Чтение онлайн

ЖАНРЫ

Однажды днем, а может быть, и ночью…
Шрифт:

Выпал снег. Из всех первых воспоминаний дороже всего ему были, наверно, первая земляника и первый снег. Тосковал он по пальмам, а ностальгию испытывал по снегу. Он разрывался между морозными цветами на стекле и пальмами. Еще один симптом шизофрении — он не мог выбрать.

Он так стосковался по Вене, что не поехал домой, а остановился в отеле и стал из окна смотреть на возившихся внизу людей с лопатами для уборки снега и ломами для колки льда.

Из окна отеля он мог разглядеть фонтан, в котором в 1938 году, когда Гитлер объявил о вступлении Австрии в состав Третьего рейха, венцы от восторга купались голыми.

За оконным стеклом этот город, вечный источник его разочарований и страха, скуки, любви и тоски, а между ним и этим городом за стеклом тонкая решетка из прочного металла, наверно, чтобы нельзя было выброситься.

В Вене он побывал на последнем собеседовании в министерстве на Бальхаусплатц, а потом должен был лететь

в Гавану, чтобы подготовить там визит делегации австрийских писателей. Ему предстояло повсюду сопровождать их и снимать для архива.

Кроме Фридерики Майрёкер [38] и Эрнста Яндля [39] , он не знал никого в списке, который изучил вместе с министерским советником Смолкой. А потом улетел.

38

Фридерика Майрёкер (р. 1924) — известная австрийская поэтесса, прозаик, эссеист.

39

Эрнст Яндль (1925–2000) — известный австрийский поэт.

II

1

Он хотел пробыть там по крайней мере месяца три. Для начала в отеле «Инглатерра».

Преисполненный симпатии к кубинцам и кубинской революции, Франц приземлился в аэропорту Хосе Марти. Виски тоже подогрел эту симпатию.

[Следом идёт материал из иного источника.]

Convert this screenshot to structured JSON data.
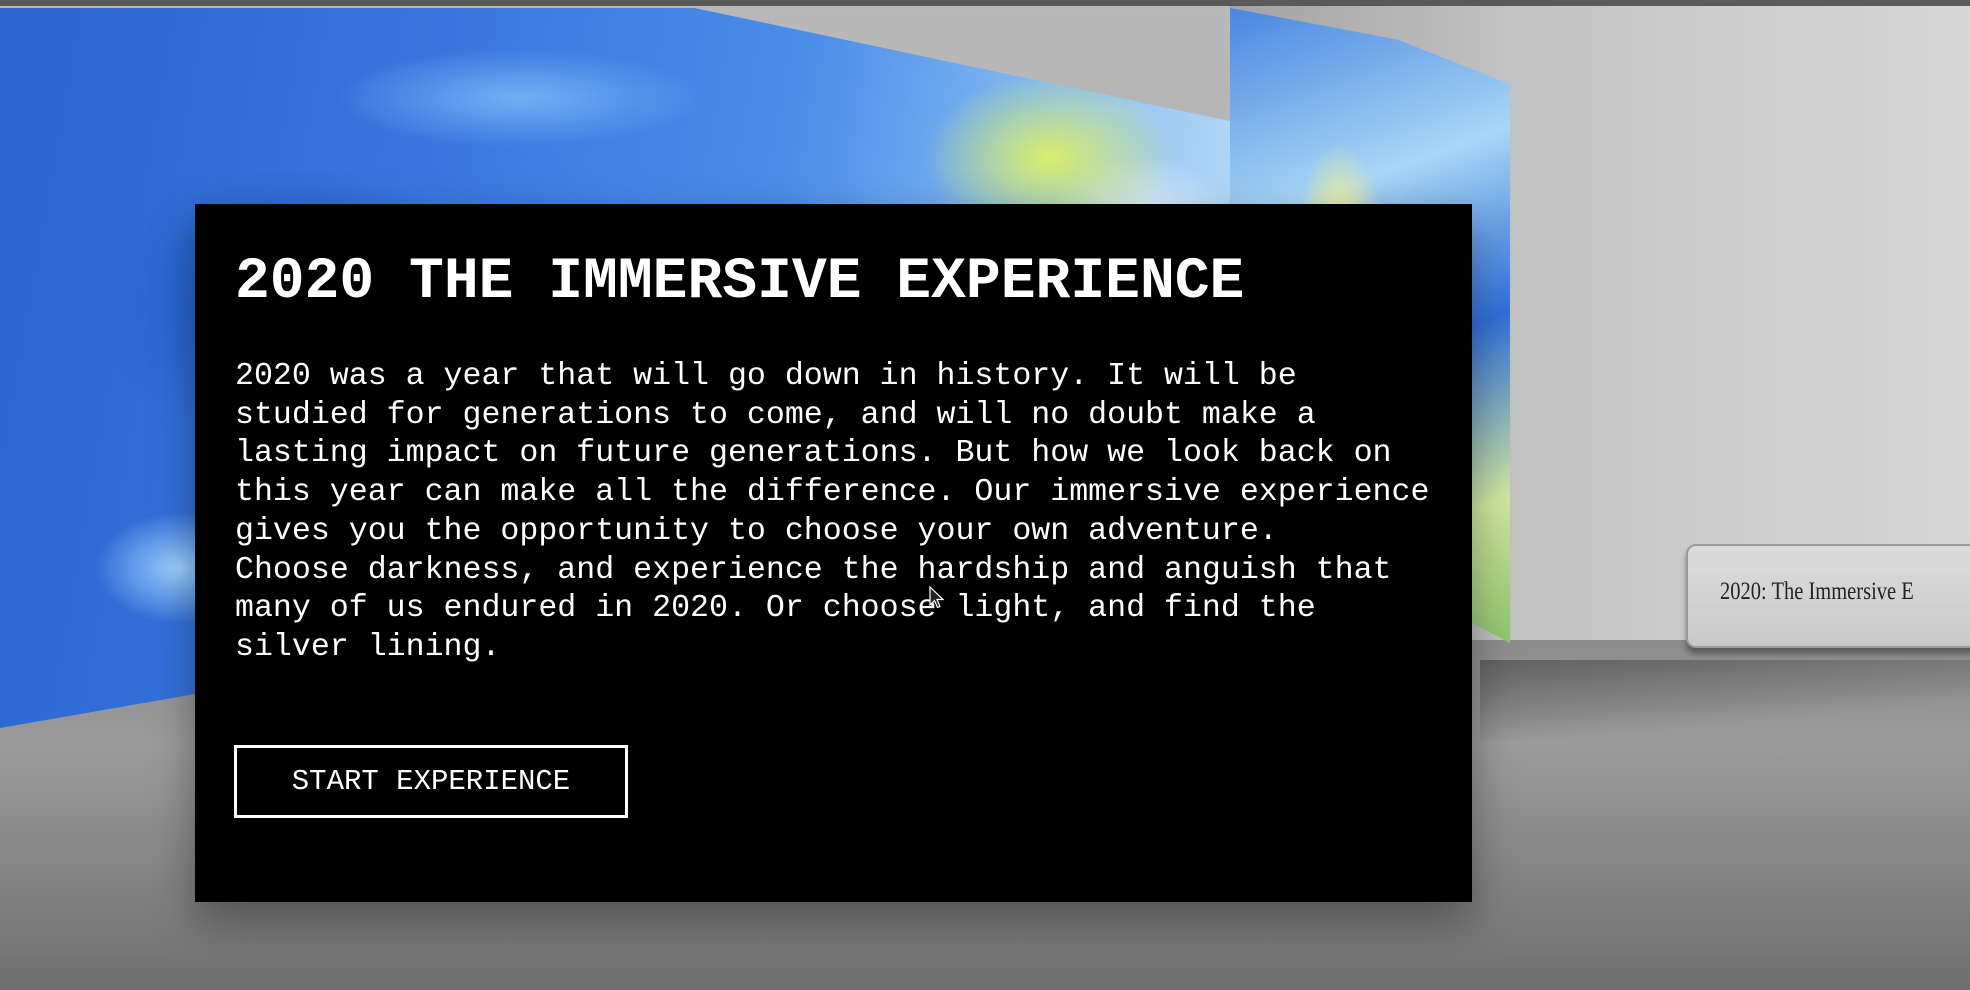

Имя Фидель звучало как-то по-особенному, но Кастро был назван всего-навсего в честь святого Фиделиса Зигмарингенского, давным-давно убитого разъяренными крестьянами-кальвинистами в захолустном Чуре [40] , а в девятнадцатом веке причисленного папским министерством пропаганды веры к лику святых и объявленного святым заступником этого диоцеза Вселенской Римской католической церкви; в честь Фиделиса, святого покровителя контрреформации и всех контрреволюционеров. Правда, Фиделис был причислен к лику святых лишь после смерти, тогда как Фидель Кубинский еще при жизни, да к тому же канонизировал себя сам. Кто знает, может быть, Кастро полагал, что обязан хранить верность своему имени, словно поклялся быть достойным своего небесного заступника.

40

Чур — округ в Швейцарии (кантон Граубюнден) и главный город этого округа.

«Единственное, в чем я до сих пор твердо уверен, — так это в том, что не уверен, что же мне больше нравится: пальмы или морозные цветы на окнах», — думал Франц. Подлетая к Гаване, он смотрел в иллюминатор, на котором только что отцвели морозные цветы, самолет был старенький, словно из той далекой эпохи, когда двойные рамы и центральное отопление еще не лишили его возможности любоваться морозными цветами на окнах квартиры на Штубенринг, и тут увидел первую пальму, высокую и величественную. В это мгновение он вспомнил о писателе, которого ему однажды пришлось фотографировать, — тот подписывал свой толстенный роман «Тоска» — книгу о ста самых красивых пляжах в мире.

От Кубы Франц ожидал многого. Он думал, что сможет еще раз начать все заново. Но потом стал подозревать, что жизнь его не задалась с самого начала, а не только сейчас.

Не задалась с самого начала… Не задалась с самого начала…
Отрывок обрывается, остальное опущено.